History of our Church
The New Apostolic Church has its roots in the nineteenth century. In around the year 1830 individuals and groups in England and Scotland began praying for an “outpouring of the Holy Spirit”. In the spirit of the “evangelical awakening” movement of the time, they understood this as a revival of Christian life within the various denominations, which had grown rigid in their formal structures.
An “apostolic” movement came into being, which later took on church structures after twelve Apostles were called between 1832 and 1835 by individuals who possessed the gift of prophecy. The distinguishing feature of the church, which now bore the name “Catholic Apostolic Church”, was that it was led by Apostles who dispensed the gift of the Holy Spirit to believers through the laying on of hands in order to prepare them for the return of Christ, which they expected imminently.
The Testimony of the Apostles
These Apostles understood their task as a mission to all Christians. The newly developing fellowship understood itself as the work of redemption ahead of the imminent judgements of the end time. It was with this message that, in 1837, they turned to the spiritual and secular leaders of the time in a document they called “The Testimony of the Apostles”. They expected that a significant portion of Christendom would accept their message at the time decided by God, and thus designed church structures and forms of divine service to accommodate this eventuality.
Even when their invitation failed to produce the expected response, they continued to feel a responsibility to intercede on behalf of all Christians in prayer. Differences arose in response to the question of whether to fill the vacancies in the circle of the Apostles, whose number had diminished first to ten, and by 1863, to six. Rather than fill these vacancies, however, they decided to change their expectations of the future. From then on they began to hope in the imminent rapture of the congregation they had already gathered. They did not give up the expectation of a powerful “outpouring of the Spirit”, but postponed this hope to a point in time following the Lord’s return to take the congregation to Himself.
1863 - separation of the Hamburg congregation
There was resistance in response to this reversal of the original hope in a great work under Apostles, however. When attempts to fill the vacancies in the circle of the Apostles failed, a subsequent fundamental difference of interpretation concerning the role of the Apostle ministry in the preparation of the believers for the return of Christ led to the separation of the Hamburg congregation from the Apostles of the Catholic Apostolic Church in 1863. The Catholic Apostolic Church’s excommunication of the leader of the Hamburg congregation, Friedrich Wilhelm Schwartz, on 27 January 1863 is considered the birth of the New Apostolic Church.
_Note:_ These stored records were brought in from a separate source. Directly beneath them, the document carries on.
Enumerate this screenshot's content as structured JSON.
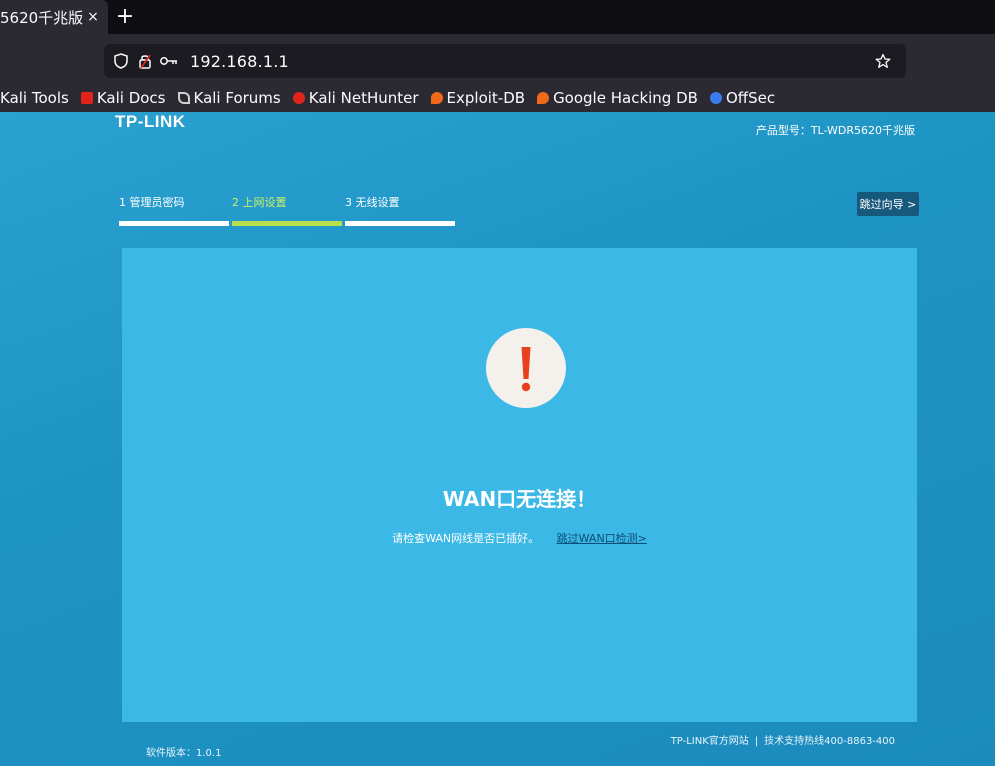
{
  "browser": {
    "tab": {
      "title": "5620千兆版",
      "close_glyph": "×"
    },
    "new_tab_glyph": "+",
    "url": "192.168.1.1",
    "bookmarks": [
      {
        "label": "Kali Tools",
        "icon": "kali-tools-icon",
        "color": ""
      },
      {
        "label": "Kali Docs",
        "icon": "kali-docs-icon",
        "color": "#e2231a"
      },
      {
        "label": "Kali Forums",
        "icon": "kali-forums-icon",
        "color": "#cfcfcf"
      },
      {
        "label": "Kali NetHunter",
        "icon": "kali-nethunter-icon",
        "color": "#e2231a"
      },
      {
        "label": "Exploit-DB",
        "icon": "exploit-db-icon",
        "color": "#f06a1a"
      },
      {
        "label": "Google Hacking DB",
        "icon": "google-hacking-db-icon",
        "color": "#f06a1a"
      },
      {
        "label": "OffSec",
        "icon": "offsec-icon",
        "color": "#3a7bf0"
      }
    ]
  },
  "router": {
    "brand": "TP-LINK",
    "model": "产品型号：TL-WDR5620千兆版",
    "steps": [
      {
        "label": "1 管理员密码",
        "active": false
      },
      {
        "label": "2 上网设置",
        "active": true
      },
      {
        "label": "3 无线设置",
        "active": false
      }
    ],
    "skip_wizard": "跳过向导 >",
    "alert": {
      "icon": "exclamation-icon",
      "title": "WAN口无连接！",
      "message": "请检查WAN网线是否已插好。",
      "link": "跳过WAN口检测>"
    },
    "version": "软件版本：1.0.1",
    "footer": {
      "website": "TP-LINK官方网站",
      "separator": "|",
      "hotline": "技术支持热线400-8863-400"
    },
    "colors": {
      "accent": "#b8e04d",
      "alert_mark": "#e8401c",
      "panel": "#3bb8e6"
    }
  }
}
Starting from the congregation of Hamburg, a new group of Apostles began its activity in the year 1863. By 1864 the Dutch branch of the “apostolic mission” to the Christian world had already been founded with a small congregation in Amsterdam. The Hamburg congregation emerged under various names depending on the occasion. To distinguish themselves from the first “apostolic congregations” the new congregations established over the ensuing period soon began referring to themselves as “new apostolic congregations” in official correspondence. By the turn of the twentieth century, the Church became known as the “New Apostolic Congregation” and, as of approximately 1930, as the “New Apostolic Church”.